Not what is said. Not how it is packaged. But how it is felt. Crucially, presence is built on consistency. On congruence between who someone is over time and how they appear in the moment.
“Do I feel that this person is the same person I’ve experienced before?” he said.
In a landscape increasingly shaped by AI, automation, and distributed work, this consistency becomes harder to maintain—and more valuable when it is.
The uncomfortable shift: less learning, more unlearning
Perhaps the most counterintuitive part of Fish’s argument is what leadership does not need.
“The future skill is not learning something new,” he said.
Instead, the task is inward.
“You are already the advantage… we need more authentic presence,” he added.
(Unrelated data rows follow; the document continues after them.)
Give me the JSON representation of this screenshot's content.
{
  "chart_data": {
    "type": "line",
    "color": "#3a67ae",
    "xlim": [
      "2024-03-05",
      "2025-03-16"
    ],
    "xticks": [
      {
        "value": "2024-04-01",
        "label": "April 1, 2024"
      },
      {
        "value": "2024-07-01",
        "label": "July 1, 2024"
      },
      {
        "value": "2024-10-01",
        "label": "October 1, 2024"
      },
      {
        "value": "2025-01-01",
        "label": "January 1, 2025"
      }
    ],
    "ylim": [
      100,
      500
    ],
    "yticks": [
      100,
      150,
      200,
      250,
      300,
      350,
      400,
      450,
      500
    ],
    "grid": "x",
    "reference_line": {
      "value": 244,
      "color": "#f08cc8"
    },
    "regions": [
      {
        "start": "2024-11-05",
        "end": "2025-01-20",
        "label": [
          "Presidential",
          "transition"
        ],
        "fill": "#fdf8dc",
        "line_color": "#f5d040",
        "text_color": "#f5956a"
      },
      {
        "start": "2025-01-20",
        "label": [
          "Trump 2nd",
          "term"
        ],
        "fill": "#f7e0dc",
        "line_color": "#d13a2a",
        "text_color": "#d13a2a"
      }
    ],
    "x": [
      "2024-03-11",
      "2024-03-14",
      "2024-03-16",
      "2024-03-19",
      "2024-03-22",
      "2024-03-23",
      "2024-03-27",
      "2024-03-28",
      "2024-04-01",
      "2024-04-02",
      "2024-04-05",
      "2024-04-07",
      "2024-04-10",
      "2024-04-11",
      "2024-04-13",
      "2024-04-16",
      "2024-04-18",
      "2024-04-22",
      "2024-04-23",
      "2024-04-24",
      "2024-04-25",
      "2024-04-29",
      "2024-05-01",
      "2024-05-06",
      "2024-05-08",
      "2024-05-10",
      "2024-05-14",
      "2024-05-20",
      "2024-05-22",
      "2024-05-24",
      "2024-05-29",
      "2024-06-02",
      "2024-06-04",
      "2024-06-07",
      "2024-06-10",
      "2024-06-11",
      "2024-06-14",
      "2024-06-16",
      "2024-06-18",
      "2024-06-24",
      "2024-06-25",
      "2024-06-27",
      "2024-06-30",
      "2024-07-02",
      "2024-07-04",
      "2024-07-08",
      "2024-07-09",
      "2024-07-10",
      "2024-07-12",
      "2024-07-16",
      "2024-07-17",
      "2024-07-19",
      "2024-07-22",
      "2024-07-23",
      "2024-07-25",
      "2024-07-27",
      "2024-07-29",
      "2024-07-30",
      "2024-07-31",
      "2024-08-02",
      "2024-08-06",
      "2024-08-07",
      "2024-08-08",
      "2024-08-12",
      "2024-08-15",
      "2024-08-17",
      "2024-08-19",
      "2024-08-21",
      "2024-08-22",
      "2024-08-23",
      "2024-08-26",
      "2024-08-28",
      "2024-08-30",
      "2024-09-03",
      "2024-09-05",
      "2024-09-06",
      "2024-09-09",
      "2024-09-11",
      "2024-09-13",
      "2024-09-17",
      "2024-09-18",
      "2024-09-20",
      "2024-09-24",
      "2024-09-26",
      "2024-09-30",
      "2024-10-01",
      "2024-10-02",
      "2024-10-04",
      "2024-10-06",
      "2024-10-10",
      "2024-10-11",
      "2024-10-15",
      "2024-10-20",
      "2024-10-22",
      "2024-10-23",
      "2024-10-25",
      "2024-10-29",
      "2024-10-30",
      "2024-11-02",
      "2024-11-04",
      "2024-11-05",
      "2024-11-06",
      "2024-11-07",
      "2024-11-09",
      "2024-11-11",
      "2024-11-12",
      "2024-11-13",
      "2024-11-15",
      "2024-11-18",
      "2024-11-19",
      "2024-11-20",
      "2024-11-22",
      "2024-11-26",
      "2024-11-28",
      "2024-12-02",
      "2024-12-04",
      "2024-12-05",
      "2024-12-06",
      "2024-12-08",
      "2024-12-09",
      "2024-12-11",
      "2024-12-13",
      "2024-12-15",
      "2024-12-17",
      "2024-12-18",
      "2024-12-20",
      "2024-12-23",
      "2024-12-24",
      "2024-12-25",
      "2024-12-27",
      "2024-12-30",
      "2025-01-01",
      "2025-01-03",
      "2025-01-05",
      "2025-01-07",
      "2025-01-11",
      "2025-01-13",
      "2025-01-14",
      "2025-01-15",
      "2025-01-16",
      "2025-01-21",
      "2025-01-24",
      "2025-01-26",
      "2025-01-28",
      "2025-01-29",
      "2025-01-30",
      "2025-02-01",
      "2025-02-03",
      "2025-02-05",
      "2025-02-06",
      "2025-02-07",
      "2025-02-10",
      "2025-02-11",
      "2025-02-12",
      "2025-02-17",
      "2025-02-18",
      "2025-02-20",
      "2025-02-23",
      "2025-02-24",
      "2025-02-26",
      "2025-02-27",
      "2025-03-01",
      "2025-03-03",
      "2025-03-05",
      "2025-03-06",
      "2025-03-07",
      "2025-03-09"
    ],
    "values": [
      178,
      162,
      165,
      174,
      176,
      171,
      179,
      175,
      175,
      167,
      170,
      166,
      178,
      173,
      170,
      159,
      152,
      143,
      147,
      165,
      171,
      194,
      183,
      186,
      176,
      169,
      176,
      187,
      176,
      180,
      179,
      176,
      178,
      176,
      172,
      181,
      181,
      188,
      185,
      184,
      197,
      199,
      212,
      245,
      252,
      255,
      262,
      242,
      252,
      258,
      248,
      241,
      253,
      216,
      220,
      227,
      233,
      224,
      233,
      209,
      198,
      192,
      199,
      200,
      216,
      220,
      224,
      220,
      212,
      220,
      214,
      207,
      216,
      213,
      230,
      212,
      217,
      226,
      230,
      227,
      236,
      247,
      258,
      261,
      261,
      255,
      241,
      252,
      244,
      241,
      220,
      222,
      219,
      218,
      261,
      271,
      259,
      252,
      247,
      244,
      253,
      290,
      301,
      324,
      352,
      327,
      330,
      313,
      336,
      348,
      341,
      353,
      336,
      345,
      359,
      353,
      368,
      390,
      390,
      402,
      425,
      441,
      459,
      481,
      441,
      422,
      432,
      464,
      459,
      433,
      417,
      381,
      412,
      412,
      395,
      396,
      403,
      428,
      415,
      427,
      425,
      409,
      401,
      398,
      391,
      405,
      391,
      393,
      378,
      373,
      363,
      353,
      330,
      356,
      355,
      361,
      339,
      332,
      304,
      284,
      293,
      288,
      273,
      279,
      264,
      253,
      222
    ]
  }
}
It is a shift from accumulation to exposure. From adding capabilities to removing filters.
And that is not always comfortable.
Because it requires noticing what is usually ignored: the moments of hesitation, the sentences left unsaid, the instinct to retreat into safer, more polished versions of oneself.
“What did I not say? What did I hold back? Where did I edit myself?” he asked.
What this means for leaders now
The broader implication is difficult to ignore.
As organisations invest heavily in technology to drive efficiency and scale, the human layer—trust, connection, presence—is becoming both more fragile and more critical.
Fish’s closing observation captured the tension succinctly: “Creativity, curiosity, collaboration—none of these are possible if we show up as roles instead of humans.”
The question, then, is not whether organisations are connected. They are.
The question is whether that connection is real enough to sustain performance, trust, and growth. Or, as Fish put it: “Is that person entering the room? The real you.”
TechHR Singapore 2026 continues to bring together global leaders to examine the evolving intersection of technology, talent, and leadership.